No calendário da diversidade, hoje, 29, é o Dia Nacional da Visibilidade Lésbica. A data remete ao 1° Seminário Nacional de Lésbicas, em 1996, promovido para chamar a atenção e lembrar a existência das mulheres lésbicas, as violências sofridas por elas e as pautas que o movimento reivindica. Durante todo o mês, um nome em especial circulou nos mais diversos eventos, espaços e momentos de celebração: Rosely Roth (1959-1990).
Uma das principais ativistas LGBTQIA+ quando a sigla sequer existia, Rosely teve uma vida curta, mas intensa, e entrou para a história como a lésbica pioneira pela luta da comunidade no Brasil.
Filha de pais judeus, Rosely nasceu em São Paulo (SP) e estudou tanto em escolas judaicas como não judaicas. Ela se formou em Filosofia e Antropologia pela Pontifícia Universidade Católica de São Paulo (PUC-SP) e se aperfeiçoou em estudos sobre sexualidade e questões de vivências lésbicas.
Seu ativismo começou em 1981, quando fundou com a também ativista Míriam Martinho o Grupo de Ação Lésbico-Feminista (GALF). Uma das principais ações do GALF, que encerrou as atividades no mesmo ano da morte de Rosely, foi a publicação do jornal independente "ChanacomChana", que chegou a circular trimestralmente entre 1982 e 1987. O periódico lésbico pioneiro trazia desde poemas sáficos até discussões sobre temas como a invisibilidade da mãe lésbica, política, movimentos internacionais e mercado de trabalho.
A luta de Rosely Roth pelos direitos lésbicos ganhou notoriedade no dia 19 de agosto de 1983, quando ocorreu o episódio do "Levante do Ferro's Bar" - também conhecido como o "Stonewall brasileiro". O Ferro's Bar era, como o próprio nome diz, um bar paulistano que funcionava como uma espécie de ponto de encontro seguro das lésbicas em plena ditadura militar. Revoltada com a proibição de distribuição do boletim "ChanacomChana" pelo dono do local, Rosely liderou uma invasão no bar com a presença de outros grupos LGBTs, feministas e figuras políticas como o então deputado Eduardo Suplicy.
A ativista leu um manifesto contra a repressão e pelos direitos das mulheres lésbicas. O protesto deu certo: o levante resultou em um pedido de desculpas e liberação da venda dos panfletos.

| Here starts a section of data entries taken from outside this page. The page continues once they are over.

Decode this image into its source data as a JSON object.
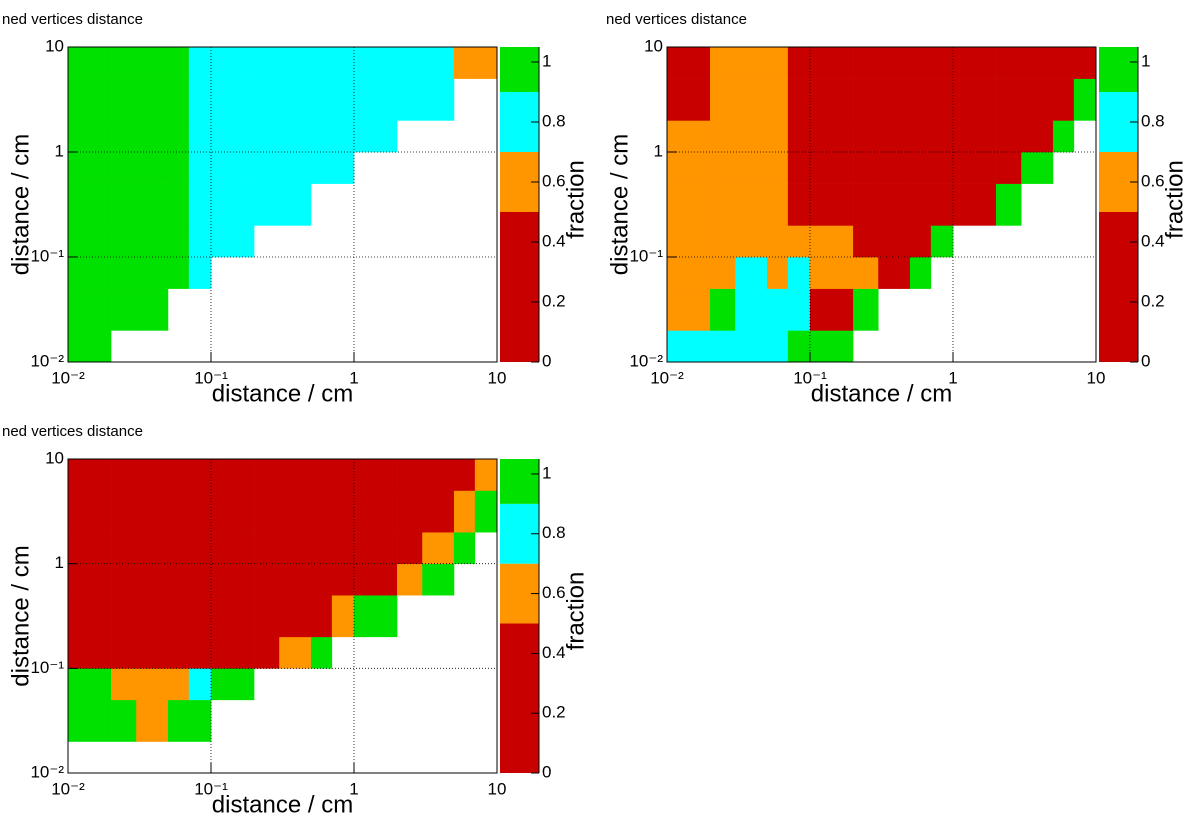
{
  "chart_data": [
    {
      "type": "heatmap",
      "title": "ned vertices distance",
      "xlabel": "distance / cm",
      "ylabel": "distance / cm",
      "zlabel": "fraction",
      "log_x": true,
      "log_y": true,
      "grid": true,
      "xlim": [
        0.01,
        10
      ],
      "ylim": [
        0.01,
        10
      ],
      "zlim": [
        0,
        1.05
      ],
      "xticks": [
        {
          "value": 0.01,
          "label": "10⁻²"
        },
        {
          "value": 0.1,
          "label": "10⁻¹"
        },
        1,
        10
      ],
      "yticks": [
        {
          "value": 0.01,
          "label": "10⁻²"
        },
        {
          "value": 0.1,
          "label": "10⁻¹"
        },
        1,
        10
      ],
      "zticks": [
        0,
        0.2,
        0.4,
        0.6,
        0.8,
        1
      ],
      "palette": [
        {
          "min": 0,
          "max": 0.5,
          "color": "#c80000"
        },
        {
          "min": 0.5,
          "max": 0.7,
          "color": "#ff9600"
        },
        {
          "min": 0.7,
          "max": 0.9,
          "color": "#00ffff"
        },
        {
          "min": 0.9,
          "max": 1.05,
          "color": "#00e100"
        }
      ],
      "xbins": [
        0.01,
        0.02,
        0.03,
        0.05,
        0.07,
        0.1,
        0.2,
        0.3,
        0.5,
        0.7,
        1,
        2,
        3,
        5,
        7,
        10
      ],
      "ybins": [
        0.01,
        0.02,
        0.05,
        0.1,
        0.2,
        0.5,
        1,
        2,
        5,
        10
      ],
      "z": [
        [
          1,
          null,
          null,
          null,
          null,
          null,
          null,
          null,
          null,
          null,
          null,
          null,
          null,
          null,
          null
        ],
        [
          1,
          1,
          1,
          null,
          null,
          null,
          null,
          null,
          null,
          null,
          null,
          null,
          null,
          null,
          null
        ],
        [
          1,
          1,
          1,
          1,
          0.85,
          null,
          null,
          null,
          null,
          null,
          null,
          null,
          null,
          null,
          null
        ],
        [
          1,
          1,
          1,
          1,
          0.85,
          0.85,
          null,
          null,
          null,
          null,
          null,
          null,
          null,
          null,
          null
        ],
        [
          1,
          1,
          1,
          1,
          0.85,
          0.85,
          0.85,
          0.85,
          null,
          null,
          null,
          null,
          null,
          null,
          null
        ],
        [
          1,
          1,
          1,
          1,
          0.85,
          0.85,
          0.85,
          0.85,
          0.85,
          0.85,
          null,
          null,
          null,
          null,
          null
        ],
        [
          1,
          1,
          1,
          1,
          0.85,
          0.85,
          0.85,
          0.85,
          0.85,
          0.85,
          0.85,
          null,
          null,
          null,
          null
        ],
        [
          1,
          1,
          1,
          1,
          0.85,
          0.85,
          0.85,
          0.85,
          0.85,
          0.85,
          0.85,
          0.85,
          0.8,
          null,
          null
        ],
        [
          1,
          1,
          1,
          1,
          0.85,
          0.85,
          0.85,
          0.85,
          0.85,
          0.85,
          0.85,
          0.8,
          0.75,
          0.7,
          0.65
        ]
      ]
    },
    {
      "type": "heatmap",
      "title": "ned vertices distance",
      "xlabel": "distance / cm",
      "ylabel": "distance / cm",
      "zlabel": "fraction",
      "log_x": true,
      "log_y": true,
      "grid": true,
      "xlim": [
        0.01,
        10
      ],
      "ylim": [
        0.01,
        10
      ],
      "zlim": [
        0,
        1.05
      ],
      "xticks": [
        {
          "value": 0.01,
          "label": "10⁻²"
        },
        {
          "value": 0.1,
          "label": "10⁻¹"
        },
        1,
        10
      ],
      "yticks": [
        {
          "value": 0.01,
          "label": "10⁻²"
        },
        {
          "value": 0.1,
          "label": "10⁻¹"
        },
        1,
        10
      ],
      "zticks": [
        0,
        0.2,
        0.4,
        0.6,
        0.8,
        1
      ],
      "palette": [
        {
          "min": 0,
          "max": 0.5,
          "color": "#c80000"
        },
        {
          "min": 0.5,
          "max": 0.7,
          "color": "#ff9600"
        },
        {
          "min": 0.7,
          "max": 0.9,
          "color": "#00ffff"
        },
        {
          "min": 0.9,
          "max": 1.05,
          "color": "#00e100"
        }
      ],
      "xbins": [
        0.01,
        0.02,
        0.03,
        0.05,
        0.07,
        0.1,
        0.2,
        0.3,
        0.5,
        0.7,
        1,
        2,
        3,
        5,
        7,
        10
      ],
      "ybins": [
        0.01,
        0.02,
        0.05,
        0.1,
        0.2,
        0.5,
        1,
        2,
        5,
        10
      ],
      "z": [
        [
          0.8,
          0.8,
          0.8,
          0.8,
          1,
          1,
          null,
          null,
          null,
          null,
          null,
          null,
          null,
          null,
          null
        ],
        [
          0.6,
          1,
          0.8,
          0.8,
          0.8,
          0.3,
          1,
          null,
          null,
          null,
          null,
          null,
          null,
          null,
          null
        ],
        [
          0.6,
          0.6,
          0.8,
          0.6,
          0.8,
          0.6,
          0.6,
          0.3,
          1,
          null,
          null,
          null,
          null,
          null,
          null
        ],
        [
          0.6,
          0.6,
          0.6,
          0.6,
          0.6,
          0.6,
          0.3,
          0.3,
          0.3,
          1,
          null,
          null,
          null,
          null,
          null
        ],
        [
          0.6,
          0.6,
          0.6,
          0.6,
          0.3,
          0.3,
          0.3,
          0.3,
          0.3,
          0.3,
          0.3,
          1,
          null,
          null,
          null
        ],
        [
          0.6,
          0.6,
          0.6,
          0.6,
          0.3,
          0.3,
          0.3,
          0.3,
          0.3,
          0.3,
          0.3,
          0.3,
          1,
          null,
          null
        ],
        [
          0.6,
          0.6,
          0.6,
          0.6,
          0.3,
          0.3,
          0.3,
          0.3,
          0.3,
          0.3,
          0.3,
          0.3,
          0.3,
          1,
          null
        ],
        [
          0.3,
          0.6,
          0.6,
          0.6,
          0.3,
          0.3,
          0.3,
          0.3,
          0.3,
          0.3,
          0.3,
          0.3,
          0.3,
          0.3,
          1
        ],
        [
          0.3,
          0.6,
          0.6,
          0.6,
          0.3,
          0.3,
          0.3,
          0.3,
          0.3,
          0.3,
          0.3,
          0.3,
          0.3,
          0.3,
          0.3
        ]
      ]
    },
    {
      "type": "heatmap",
      "title": "ned vertices distance",
      "xlabel": "distance / cm",
      "ylabel": "distance / cm",
      "zlabel": "fraction",
      "log_x": true,
      "log_y": true,
      "grid": true,
      "xlim": [
        0.01,
        10
      ],
      "ylim": [
        0.01,
        10
      ],
      "zlim": [
        0,
        1.05
      ],
      "xticks": [
        {
          "value": 0.01,
          "label": "10⁻²"
        },
        {
          "value": 0.1,
          "label": "10⁻¹"
        },
        1,
        10
      ],
      "yticks": [
        {
          "value": 0.01,
          "label": "10⁻²"
        },
        {
          "value": 0.1,
          "label": "10⁻¹"
        },
        1,
        10
      ],
      "zticks": [
        0,
        0.2,
        0.4,
        0.6,
        0.8,
        1
      ],
      "palette": [
        {
          "min": 0,
          "max": 0.5,
          "color": "#c80000"
        },
        {
          "min": 0.5,
          "max": 0.7,
          "color": "#ff9600"
        },
        {
          "min": 0.7,
          "max": 0.9,
          "color": "#00ffff"
        },
        {
          "min": 0.9,
          "max": 1.05,
          "color": "#00e100"
        }
      ],
      "xbins": [
        0.01,
        0.02,
        0.03,
        0.05,
        0.07,
        0.1,
        0.2,
        0.3,
        0.5,
        0.7,
        1,
        2,
        3,
        5,
        7,
        10
      ],
      "ybins": [
        0.01,
        0.02,
        0.05,
        0.1,
        0.2,
        0.5,
        1,
        2,
        5,
        10
      ],
      "z": [
        [
          null,
          null,
          null,
          null,
          null,
          null,
          null,
          null,
          null,
          null,
          null,
          null,
          null,
          null,
          null
        ],
        [
          1,
          1,
          0.6,
          1,
          1,
          null,
          null,
          null,
          null,
          null,
          null,
          null,
          null,
          null,
          null
        ],
        [
          1,
          0.6,
          0.6,
          0.6,
          0.8,
          1,
          null,
          null,
          null,
          null,
          null,
          null,
          null,
          null,
          null
        ],
        [
          0.3,
          0.3,
          0.3,
          0.3,
          0.3,
          0.3,
          0.3,
          0.6,
          1,
          null,
          null,
          null,
          null,
          null,
          null
        ],
        [
          0.3,
          0.3,
          0.3,
          0.3,
          0.3,
          0.3,
          0.3,
          0.3,
          0.3,
          0.6,
          1,
          null,
          null,
          null,
          null
        ],
        [
          0.3,
          0.3,
          0.3,
          0.3,
          0.3,
          0.3,
          0.3,
          0.3,
          0.3,
          0.3,
          0.3,
          0.6,
          1,
          null,
          null
        ],
        [
          0.3,
          0.3,
          0.3,
          0.3,
          0.3,
          0.3,
          0.3,
          0.3,
          0.3,
          0.3,
          0.3,
          0.3,
          0.6,
          1,
          null
        ],
        [
          0.3,
          0.3,
          0.3,
          0.3,
          0.3,
          0.3,
          0.3,
          0.3,
          0.3,
          0.3,
          0.3,
          0.3,
          0.3,
          0.6,
          1
        ],
        [
          0.3,
          0.3,
          0.3,
          0.3,
          0.3,
          0.3,
          0.3,
          0.3,
          0.3,
          0.3,
          0.3,
          0.3,
          0.3,
          0.3,
          0.6
        ]
      ]
    }
  ]
}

Por causa do episódio, que teve a cobertura de veículos de imprensa como a Folha de S.Paulo, Rosely foi convidada para dar uma entrevista no programa de Hebe Camargo (na época, na TV Bandeirantes). Num período sombrio da história em que a homossexualidade era considerada doença e discussões sobre orientação sexual e diversidade de gênero ainda engatinhavam, ela aproveitou a oportunidade para combater o preconceito e explicar calma e didaticamente: "Muitas pessoas acham que mulheres lésbicas não são mulheres. Eu sou e me sinto como mulher. A gente existe, por enquanto é um grupo pequeno e a gente está tentando pensar sobre isso."
Até então, não se via uma mulher lésbica assumida falar sobre sexualidade na televisão. Hebe, segundo a Folha de S.Paulo, acabou levando uma bronca por fazer "apologia ao homossexualismo" - vale frisar que o termo "homossexualismo", que remete a uma doença, deixou há tempos de ser empregado.
Em 1985, Rosely também concedeu uma entrevista robusta para o célebre "Pasquim", e seguiu na linha de frente do movimento até sua morte. Ela tinha esquizofrenia e enfrentava uma depressão profunda quando decidiu não viver mais, em 1990. Como homenagem à sua trajetória ativista, desde 2003 celebra-se o dia 19 de agosto como o Dia Nacional do Orgulho Lésbico no Brasil.